Field Measurements of Ammonia Volatilization from Surface Applications of Ammonium Salts to a Calcareous Soil1

  1. W. L. Hargrove,
  2. D. E. Kissel and
  3. L. B. Fenn2

Abstract

Abstract

Many laboratory experiments have been conducted to study ammonia volatilization from N fertilizers, but few experiments have been conducted under field conditions. The objective of this study was to evaluate ammonia volatilization in the field from ammonium sulfate and ammonium nitrate applied to the surface of a calcareous soil, Houston Black Clay, that belongs to the fine, montmorillonitic, thermic family of Udic Pellusterts. Volatilization was evaluated indirectly by measuring N uptake by Coastal bermudagrass (Cynodon dactylon L.) and directly by measuring ammonia as it volatilized. In the field plot study, estimated losses ranged from 3 to 10% of the applied N for ammonium nitrate, from 36 to 45% of the applied N for pelleted ammonium sulfate, and from 25 to 55% of the applied N for liquid ammonium sulfate at rates of 140 and 280 kg N/ha.
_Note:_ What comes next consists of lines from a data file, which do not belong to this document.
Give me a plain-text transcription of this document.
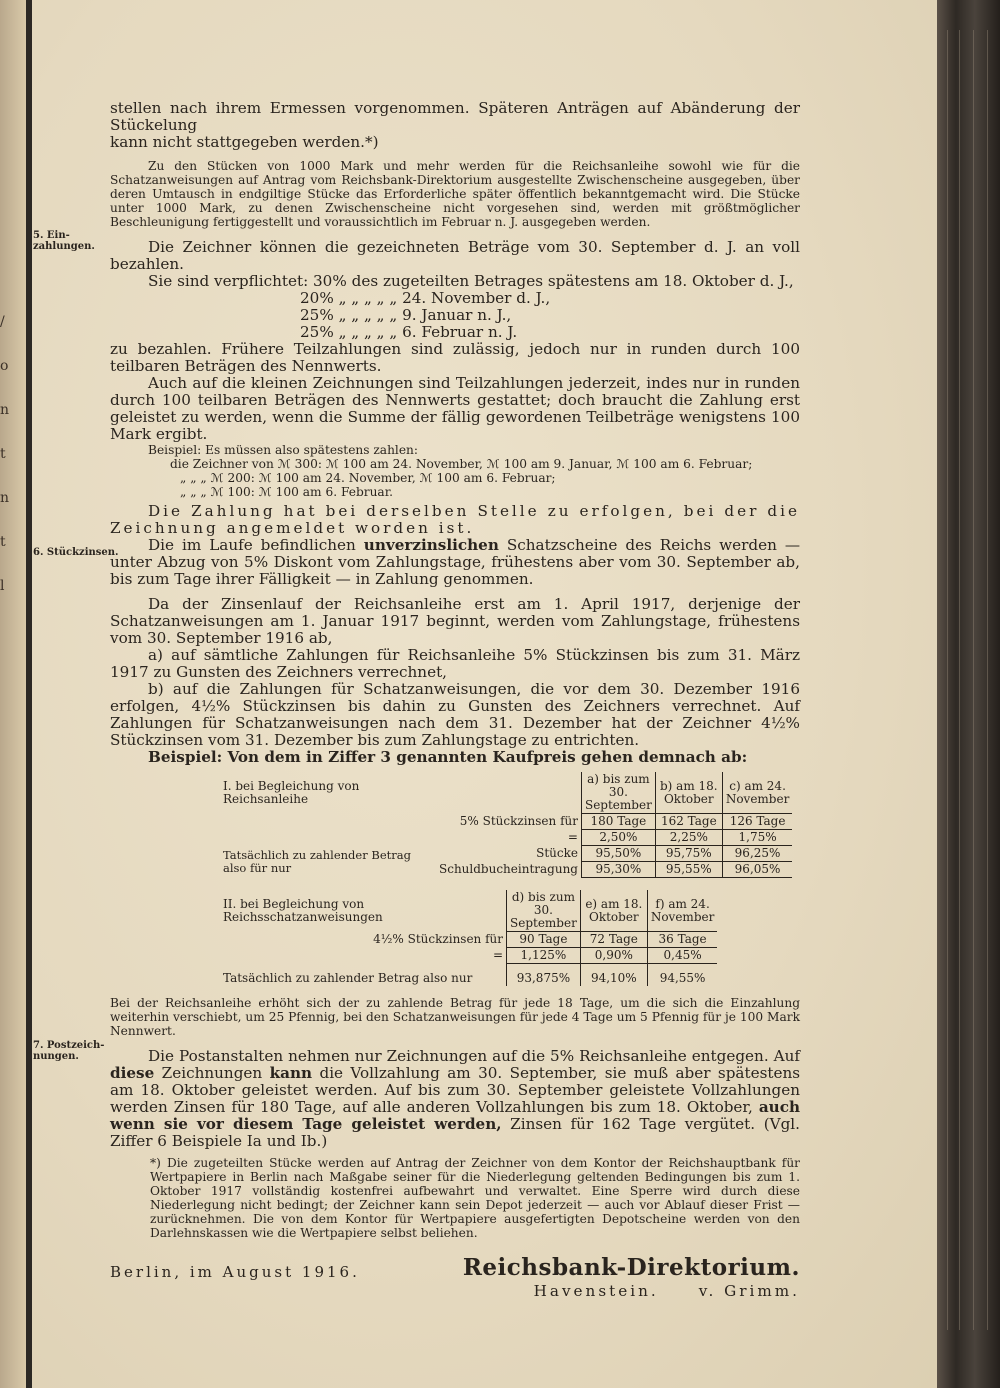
/
o
n
t
n
t
l
5. Ein-
zahlungen.
6. Stückzinsen.
7. Postzeich-
nungen.

stellen nach ihrem Ermessen vorgenommen. Späteren Anträgen auf Abänderung der Stückelung

kann nicht stattgegeben werden.*)

Zu den Stücken von 1000 Mark und mehr werden für die Reichsanleihe sowohl wie für die Schatzanweisungen auf Antrag vom Reichsbank-Direktorium ausgestellte Zwischenscheine ausgegeben, über deren Umtausch in endgiltige Stücke das Erforderliche später öffentlich bekanntgemacht wird. Die Stücke unter 1000 Mark, zu denen Zwischenscheine nicht vorgesehen sind, werden mit größtmöglicher Beschleunigung fertiggestellt und voraussichtlich im Februar n. J. ausgegeben werden.

Die Zeichner können die gezeichneten Beträge vom 30. September d. J. an voll bezahlen.

Sie sind verpflichtet: 30% des zugeteilten Betrages spätestens am 18. Oktober d. J.,

20% „ „ „ „ „ 24. November d. J.,

25% „ „ „ „ „ 9. Januar n. J.,

25% „ „ „ „ „ 6. Februar n. J.

zu bezahlen. Frühere Teilzahlungen sind zulässig, jedoch nur in runden durch 100 teilbaren Beträgen des Nennwerts.

Auch auf die kleinen Zeichnungen sind Teilzahlungen jederzeit, indes nur in runden durch 100 teilbaren Beträgen des Nennwerts gestattet; doch braucht die Zahlung erst geleistet zu werden, wenn die Summe der fällig gewordenen Teilbeträge wenigstens 100 Mark ergibt.

Beispiel: Es müssen also spätestens zahlen:

die Zeichner von ℳ 300: ℳ 100 am 24. November, ℳ 100 am 9. Januar, ℳ 100 am 6. Februar;

„ „ „ ℳ 200: ℳ 100 am 24. November, ℳ 100 am 6. Februar;

„ „ „ ℳ 100: ℳ 100 am 6. Februar.

Die Zahlung hat bei derselben Stelle zu erfolgen, bei der die Zeichnung angemeldet worden ist.

Die im Laufe befindlichen unverzinslichen Schatzscheine des Reichs werden — unter Abzug von 5% Diskont vom Zahlungstage, frühestens aber vom 30. September ab, bis zum Tage ihrer Fälligkeit — in Zahlung genommen.

Da der Zinsenlauf der Reichsanleihe erst am 1. April 1917, derjenige der Schatzanweisungen am 1. Januar 1917 beginnt, werden vom Zahlungstage, frühestens vom 30. September 1916 ab,

a) auf sämtliche Zahlungen für Reichsanleihe 5% Stückzinsen bis zum 31. März 1917 zu Gunsten des Zeichners verrechnet,

b) auf die Zahlungen für Schatzanweisungen, die vor dem 30. Dezember 1916 erfolgen, 4½% Stückzinsen bis dahin zu Gunsten des Zeichners verrechnet. Auf Zahlungen für Schatzanweisungen nach dem 31. Dezember hat der Zeichner 4½% Stückzinsen vom 31. Dezember bis zum Zahlungstage zu entrichten.

Beispiel: Von dem in Ziffer 3 genannten Kaufpreis gehen demnach ab:

I. bei Begleichung von Reichsanleihe		a) bis zum 30. September	b) am 18. Oktober	c) am 24. November
5% Stückzinsen für		180 Tage	162 Tage	126 Tage
=		2,50%	2,25%	1,75%
Tatsächlich zu zahlender Betrag also für nur	Stücke	95,50%	95,75%	96,25%
	Schuldbucheintragung	95,30%	95,55%	96,05%
II. bei Begleichung von Reichsschatzanweisungen	d) bis zum 30. September	e) am 18. Oktober	f) am 24. November
4½% Stückzinsen für	90 Tage	72 Tage	36 Tage
=	1,125%	0,90%	0,45%
Tatsächlich zu zahlender Betrag also nur	93,875%	94,10%	94,55%

Bei der Reichsanleihe erhöht sich der zu zahlende Betrag für jede 18 Tage, um die sich die Einzahlung weiterhin verschiebt, um 25 Pfennig, bei den Schatzanweisungen für jede 4 Tage um 5 Pfennig für je 100 Mark Nennwert.

Die Postanstalten nehmen nur Zeichnungen auf die 5% Reichsanleihe entgegen. Auf diese Zeichnungen kann die Vollzahlung am 30. September, sie muß aber spätestens am 18. Oktober geleistet werden. Auf bis zum 30. September geleistete Vollzahlungen werden Zinsen für 180 Tage, auf alle anderen Vollzahlungen bis zum 18. Oktober, auch wenn sie vor diesem Tage geleistet werden, Zinsen für 162 Tage vergütet. (Vgl. Ziffer 6 Beispiele Ia und Ib.)

*) Die zugeteilten Stücke werden auf Antrag der Zeichner von dem Kontor der Reichshauptbank für Wertpapiere in Berlin nach Maßgabe seiner für die Niederlegung geltenden Bedingungen bis zum 1. Oktober 1917 vollständig kostenfrei aufbewahrt und verwaltet. Eine Sperre wird durch diese Niederlegung nicht bedingt; der Zeichner kann sein Depot jederzeit — auch vor Ablauf dieser Frist — zurücknehmen. Die von dem Kontor für Wertpapiere ausgefertigten Depotscheine werden von den Darlehnskassen wie die Wertpapiere selbst beliehen.

Berlin, im August 1916.	Reichsbank-Direktorium.
Havenstein.	v. Grimm.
Direct measurements of ammonia losses from pelleted ammonium sulfate were 47, 43, 59, and 50% of the applied N in late summer, 1975, and 39, 30, 27, and 35% of the applied N in spring, 1976, at rates of 33, 66, 140, and 280 kg N/ ha. The lower loss of ammonia in the spring was apparently in response to lower soil temperatures at that time. Consistent diurnal fluctuations in ammonia losses occurred at both times. These fluctuations corresponded closely with daily fluctuations in the atmospheric relative humidity. These results agree with earlier laboratory studies in that ammonium sulfate loses considerably more ammonia than ammonium nitrate when applied to the surface of a calcareous clay soil.